A. Mass of the particle fixes at $B$ is $4kg$
B. Mass of the particle fixes at $B$ is $3kg$
C. Minimum required coefficient of friction between sphere and the plane to keep in equilibrium is ${\mu _{\min }} = 0.75$
D. Minimum required coefficient of friction between sphere and the plane to keep in equilibrium is ${\mu _{\min }} = 0.5$

Answer 1

Hint: This is a great question as per standards. First we have to assume the mass of the particle. Then we have to make the free body diagram and mention all the forces. After than to obtain the limiting condition of friction, we have to find the forces along the normal and along the plane. Then we can just put them under the formula and then get the answer.

Complete step by step answer:
Firstly we have to sort out what we have got :
Mass of uniform solid sphere : $1kg$
Radius of uniform solid sphere : $10cm$
Inclination of the plane : ${37^o}$
Step1: We have to assume the mass of the particle as $m$. Now, it is most important to make the free body diagram of the system with all the forces mentioned so that we can work on the forces.

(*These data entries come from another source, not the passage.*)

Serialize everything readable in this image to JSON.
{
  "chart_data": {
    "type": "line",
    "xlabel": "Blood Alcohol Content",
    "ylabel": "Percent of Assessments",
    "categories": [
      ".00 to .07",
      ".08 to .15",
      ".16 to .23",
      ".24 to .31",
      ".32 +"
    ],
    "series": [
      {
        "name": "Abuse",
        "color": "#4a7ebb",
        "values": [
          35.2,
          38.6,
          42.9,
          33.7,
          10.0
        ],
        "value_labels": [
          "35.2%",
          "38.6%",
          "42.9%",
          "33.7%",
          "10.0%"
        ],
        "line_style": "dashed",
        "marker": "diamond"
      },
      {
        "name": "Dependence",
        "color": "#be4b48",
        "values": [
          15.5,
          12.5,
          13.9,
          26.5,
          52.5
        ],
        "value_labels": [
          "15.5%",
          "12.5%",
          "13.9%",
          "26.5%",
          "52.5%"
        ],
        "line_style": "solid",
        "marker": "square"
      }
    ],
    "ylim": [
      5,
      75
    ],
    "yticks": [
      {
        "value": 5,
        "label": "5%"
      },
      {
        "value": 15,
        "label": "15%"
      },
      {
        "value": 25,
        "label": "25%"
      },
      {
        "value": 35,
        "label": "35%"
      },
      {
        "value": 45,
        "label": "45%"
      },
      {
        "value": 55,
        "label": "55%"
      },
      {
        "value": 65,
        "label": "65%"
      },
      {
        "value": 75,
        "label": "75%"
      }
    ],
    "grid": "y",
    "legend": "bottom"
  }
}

By the system we can observe that the given system is in a state of equilibrium, thus the net torque would be zero.
Step 2: Therefore, we have to equate all the torque acting on the system. Taking torque of point $A$ of all the forces acting on system:
$
  (Mg\sin {37^o})R + (mg\sin {37^o})R = (mg\cos {37^o})R \\
  \Rightarrow (1 \times 10 \times \dfrac{3}{5}) + (m \times 10 \times \dfrac{3}{5}) = (m \times 10 \times \dfrac{4}{5}) \\
  \Rightarrow 6 + 6m = 8m \\
  \Rightarrow 2m = 6 \\
  \Rightarrow m = 3kg \\
 $
Therefore the mass is $3kg$
Step 3: The friction force between the sphere and the plane is static in nature so:
Forces along the normal would be :-
$
  \Rightarrow N = Mg\cos {37^o} + mg\cos {37^o} \\
  \Rightarrow N = 1 \times 10 \times \dfrac{4}{5} + 3 \times 10 \times \dfrac{4}{5} \\
  \Rightarrow N = (8 + 24)N \\
  \Rightarrow N = 32N \\
 $
And the forces along the plane would be:-
$
  f = Mg\sin {37^o} + mg\sin {37^o} \\
  \Rightarrow f = 1 \times 10 \times \dfrac{3}{5} + 3 \times 10 \times \dfrac{3}{5} \\
  \Rightarrow f = (6 + 18)N \\
  \Rightarrow f = 24N \\
 $
Therefore by the formula of ${\mu _{\min }}$ we will get:
$
  {\mu _{\min }} = \dfrac{f}{N} \\
  \Rightarrow {\mu _{\min }} = \dfrac{{24}}{{32}} \\
  \Rightarrow {\mu _{\min }} = 0.75 \\
 $
Hence, the value of ${\mu _{\min }} = 0.75$
Therefore, the correct options would be B and C

Note:- The forces along the plane and normal should be calculated considering the direction. If the forces go against each other the difference should take place whereas in the same direction they should be summed.